Il mio pensiero, in questi giorni, spesso si concentra su tutto il non detto, sul lavoro fondamentale ma nascosto svolto quotidianamente da quella che paradossalmente è nei fatti l’ultima ruota del sistema dell’accoglienza. Gli operatori, le migliaia di uomini e donne che nelle strutture o nei campi non timbrano un cartellino e non contano i pezzi prodotti a fine turno. Quelle persone che accettando un lavoro hanno accettato di svolgere una missione: quella di infondere speranza! Perché alla disperazione che rappresenta il baglio più grande che porta con se ogni migrante la prima fondamentale risposta non può essere che quella di infondere speranza: in una vita migliore, in un futuro migliore, in un mondo migliore da costruire insieme.
Si, insieme, sulla base di un unico principio che ci può unire che è quello del rispetto dell’umanità e della vita attraverso la mescolanza di storie ed esperienze, compenetrando la disperazione che, nel mondo globale, non è il pesante fardello dei fortunati che arrivano, ma è un macigno sospeso sulla testa di tutti noi perché questo è il mondo che stiamo vivendo e che stiamo consegnando ai nostri figli.

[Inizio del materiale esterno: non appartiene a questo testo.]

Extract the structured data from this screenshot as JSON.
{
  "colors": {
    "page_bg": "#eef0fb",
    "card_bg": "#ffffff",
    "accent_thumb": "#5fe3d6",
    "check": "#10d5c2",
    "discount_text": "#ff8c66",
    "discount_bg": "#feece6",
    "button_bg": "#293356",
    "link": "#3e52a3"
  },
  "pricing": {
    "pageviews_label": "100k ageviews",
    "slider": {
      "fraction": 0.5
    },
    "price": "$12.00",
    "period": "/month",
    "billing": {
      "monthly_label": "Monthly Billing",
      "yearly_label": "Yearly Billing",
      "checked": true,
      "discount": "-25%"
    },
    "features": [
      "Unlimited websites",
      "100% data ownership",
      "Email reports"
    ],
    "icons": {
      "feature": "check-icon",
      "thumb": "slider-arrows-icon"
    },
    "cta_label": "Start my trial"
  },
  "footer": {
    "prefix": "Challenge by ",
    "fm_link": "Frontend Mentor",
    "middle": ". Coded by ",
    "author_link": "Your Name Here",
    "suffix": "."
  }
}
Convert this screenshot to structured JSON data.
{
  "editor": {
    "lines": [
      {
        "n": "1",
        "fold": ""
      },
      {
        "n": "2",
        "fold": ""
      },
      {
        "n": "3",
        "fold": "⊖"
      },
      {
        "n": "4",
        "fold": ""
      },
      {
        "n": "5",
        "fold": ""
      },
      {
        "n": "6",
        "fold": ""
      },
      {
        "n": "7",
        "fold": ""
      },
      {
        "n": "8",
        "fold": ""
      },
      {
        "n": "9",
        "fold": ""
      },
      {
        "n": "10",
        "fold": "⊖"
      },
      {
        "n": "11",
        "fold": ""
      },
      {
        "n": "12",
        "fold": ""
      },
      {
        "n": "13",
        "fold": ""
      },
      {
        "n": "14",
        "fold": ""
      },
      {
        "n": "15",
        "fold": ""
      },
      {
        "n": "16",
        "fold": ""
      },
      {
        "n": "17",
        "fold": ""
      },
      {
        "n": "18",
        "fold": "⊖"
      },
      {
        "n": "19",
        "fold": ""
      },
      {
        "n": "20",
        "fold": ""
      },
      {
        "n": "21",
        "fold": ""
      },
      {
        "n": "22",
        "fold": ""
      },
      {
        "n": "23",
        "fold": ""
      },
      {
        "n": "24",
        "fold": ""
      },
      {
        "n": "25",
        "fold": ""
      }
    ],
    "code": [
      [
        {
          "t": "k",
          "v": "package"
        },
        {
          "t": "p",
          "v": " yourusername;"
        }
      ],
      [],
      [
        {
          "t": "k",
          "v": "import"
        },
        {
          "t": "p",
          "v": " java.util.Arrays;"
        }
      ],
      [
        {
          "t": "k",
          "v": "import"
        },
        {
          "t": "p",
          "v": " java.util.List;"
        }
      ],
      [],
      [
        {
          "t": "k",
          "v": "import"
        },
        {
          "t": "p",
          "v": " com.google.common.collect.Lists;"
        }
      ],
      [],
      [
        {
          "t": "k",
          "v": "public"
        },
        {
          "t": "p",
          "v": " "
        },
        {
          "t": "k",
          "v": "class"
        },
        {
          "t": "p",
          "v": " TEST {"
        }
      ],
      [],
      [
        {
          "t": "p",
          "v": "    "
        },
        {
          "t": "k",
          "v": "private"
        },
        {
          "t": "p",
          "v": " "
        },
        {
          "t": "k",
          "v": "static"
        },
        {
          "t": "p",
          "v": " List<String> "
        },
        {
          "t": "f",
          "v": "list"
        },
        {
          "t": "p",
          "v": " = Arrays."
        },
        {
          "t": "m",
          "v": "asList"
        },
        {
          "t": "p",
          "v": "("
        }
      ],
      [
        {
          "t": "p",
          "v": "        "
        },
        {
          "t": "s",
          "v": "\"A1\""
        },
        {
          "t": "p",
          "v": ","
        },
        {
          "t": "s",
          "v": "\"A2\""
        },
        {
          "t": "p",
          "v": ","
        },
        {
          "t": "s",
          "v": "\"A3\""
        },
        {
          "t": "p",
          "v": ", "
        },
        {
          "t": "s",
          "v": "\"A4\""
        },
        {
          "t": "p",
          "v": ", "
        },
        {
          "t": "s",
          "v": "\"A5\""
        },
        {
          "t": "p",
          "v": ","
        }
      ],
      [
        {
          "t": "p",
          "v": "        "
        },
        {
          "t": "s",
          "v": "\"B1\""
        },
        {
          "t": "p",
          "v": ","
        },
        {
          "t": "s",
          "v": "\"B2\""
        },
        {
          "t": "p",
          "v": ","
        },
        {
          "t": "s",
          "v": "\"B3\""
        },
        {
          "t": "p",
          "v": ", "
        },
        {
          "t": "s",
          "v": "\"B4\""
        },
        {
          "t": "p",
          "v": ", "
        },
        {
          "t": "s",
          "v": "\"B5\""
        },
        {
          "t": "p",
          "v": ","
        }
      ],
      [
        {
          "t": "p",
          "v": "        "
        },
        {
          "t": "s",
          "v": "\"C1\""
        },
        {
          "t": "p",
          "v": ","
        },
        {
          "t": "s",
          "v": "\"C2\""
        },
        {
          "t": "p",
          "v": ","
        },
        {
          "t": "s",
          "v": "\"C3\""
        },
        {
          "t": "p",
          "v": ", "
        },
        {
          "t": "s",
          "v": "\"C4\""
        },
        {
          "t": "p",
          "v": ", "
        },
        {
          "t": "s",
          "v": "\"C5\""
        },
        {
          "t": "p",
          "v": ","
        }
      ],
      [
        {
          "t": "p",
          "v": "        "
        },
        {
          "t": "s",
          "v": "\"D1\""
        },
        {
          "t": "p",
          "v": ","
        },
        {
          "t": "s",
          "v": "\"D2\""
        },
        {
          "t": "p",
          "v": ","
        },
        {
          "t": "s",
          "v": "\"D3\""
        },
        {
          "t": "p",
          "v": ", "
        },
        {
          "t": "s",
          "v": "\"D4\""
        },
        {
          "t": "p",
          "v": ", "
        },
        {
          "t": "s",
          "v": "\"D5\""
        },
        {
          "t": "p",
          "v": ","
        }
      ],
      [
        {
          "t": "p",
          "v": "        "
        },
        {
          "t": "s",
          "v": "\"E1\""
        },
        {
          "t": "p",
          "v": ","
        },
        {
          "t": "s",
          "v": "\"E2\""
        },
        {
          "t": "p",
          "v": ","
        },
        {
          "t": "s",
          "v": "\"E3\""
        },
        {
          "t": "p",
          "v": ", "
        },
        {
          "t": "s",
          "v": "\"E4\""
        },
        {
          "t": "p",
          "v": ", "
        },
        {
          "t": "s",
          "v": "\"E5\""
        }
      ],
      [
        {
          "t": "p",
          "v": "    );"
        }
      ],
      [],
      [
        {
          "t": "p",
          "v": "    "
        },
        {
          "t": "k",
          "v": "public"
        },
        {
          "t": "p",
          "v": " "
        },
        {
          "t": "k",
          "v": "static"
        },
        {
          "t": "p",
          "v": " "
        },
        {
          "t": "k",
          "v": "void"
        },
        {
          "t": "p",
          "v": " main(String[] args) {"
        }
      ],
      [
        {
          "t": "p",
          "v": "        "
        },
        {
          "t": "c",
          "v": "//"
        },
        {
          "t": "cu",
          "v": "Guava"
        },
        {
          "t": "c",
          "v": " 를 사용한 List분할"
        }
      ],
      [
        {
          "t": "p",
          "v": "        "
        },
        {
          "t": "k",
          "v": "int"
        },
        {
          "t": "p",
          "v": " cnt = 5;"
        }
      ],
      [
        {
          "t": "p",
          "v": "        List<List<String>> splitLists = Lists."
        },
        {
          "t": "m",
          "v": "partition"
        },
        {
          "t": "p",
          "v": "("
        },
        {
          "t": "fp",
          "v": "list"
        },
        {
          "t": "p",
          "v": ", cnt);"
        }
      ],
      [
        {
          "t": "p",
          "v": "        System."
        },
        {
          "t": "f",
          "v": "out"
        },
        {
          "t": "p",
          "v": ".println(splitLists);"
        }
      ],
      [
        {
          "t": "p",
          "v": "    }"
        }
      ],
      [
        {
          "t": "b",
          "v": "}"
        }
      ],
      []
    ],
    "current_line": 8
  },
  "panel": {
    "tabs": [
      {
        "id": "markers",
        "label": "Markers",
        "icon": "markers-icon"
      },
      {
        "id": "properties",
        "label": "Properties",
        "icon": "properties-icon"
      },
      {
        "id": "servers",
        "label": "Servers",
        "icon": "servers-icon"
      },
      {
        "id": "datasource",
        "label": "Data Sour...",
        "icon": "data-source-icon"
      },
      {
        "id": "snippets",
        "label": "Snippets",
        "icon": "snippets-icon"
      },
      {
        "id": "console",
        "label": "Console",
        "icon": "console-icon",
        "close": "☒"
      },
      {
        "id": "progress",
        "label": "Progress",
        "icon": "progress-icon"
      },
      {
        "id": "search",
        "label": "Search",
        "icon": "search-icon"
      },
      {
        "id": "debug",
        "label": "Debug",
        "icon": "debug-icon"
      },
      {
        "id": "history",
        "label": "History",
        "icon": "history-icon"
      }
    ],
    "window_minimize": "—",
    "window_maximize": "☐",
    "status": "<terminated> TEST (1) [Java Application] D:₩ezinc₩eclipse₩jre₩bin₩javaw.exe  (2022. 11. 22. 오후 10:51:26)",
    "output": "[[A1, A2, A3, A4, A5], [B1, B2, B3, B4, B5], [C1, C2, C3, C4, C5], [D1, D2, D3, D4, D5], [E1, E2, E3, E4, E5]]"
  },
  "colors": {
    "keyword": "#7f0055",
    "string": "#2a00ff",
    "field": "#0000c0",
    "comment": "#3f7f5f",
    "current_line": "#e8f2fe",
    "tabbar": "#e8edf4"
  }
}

Allora, arriva il momento di guardare ai momenti belli racchiusi dentro il buco nero di una tragedia epocale. Momenti fatti di vicinanza, di condivisione delle sofferenze, di allegria, di costruzione di una tranquillità perduta, di festeggiamenti per traguardi raggiunti. Piccoli gesti, a volte. Poche parole. Un abbraccio. La capacità di ascolto. La voglia di contribuire a costruire un percorso di riscatto e di liberazione, l’ostinazione nel voler essere parte attiva nella restituzione della vita a chi è stata sottratta. Piccoli gesti, si potrebbe credere, ma fatti da uomini e donne che ogni giorno conducono la loro silenziosa battaglia contro quella manipolazione della religione che produce morti e contro le bombe dei potenti che distruggono interi Paesi incuranti del sangue versato. Piccoli gesti fatti da giganti che vogliono guardare oltre e che non accettano che l’accoglienza venga ridotta al mero garantire una risposta alle necessità primarie. Persone capaci di distruggere, con un sorriso, il concetto di “altro”, di “diverso”, di “ospite”. Persone capaci di guardare negli occhi di altre persone. Senza barriere, senza muri, senza pregiudizi. Questo è il senso di un Natale festeggiato tutti i giorni dell’anno dagli operatori dei Centri. Tutto il resto serve solo a creare una bella atmosfera temporanea.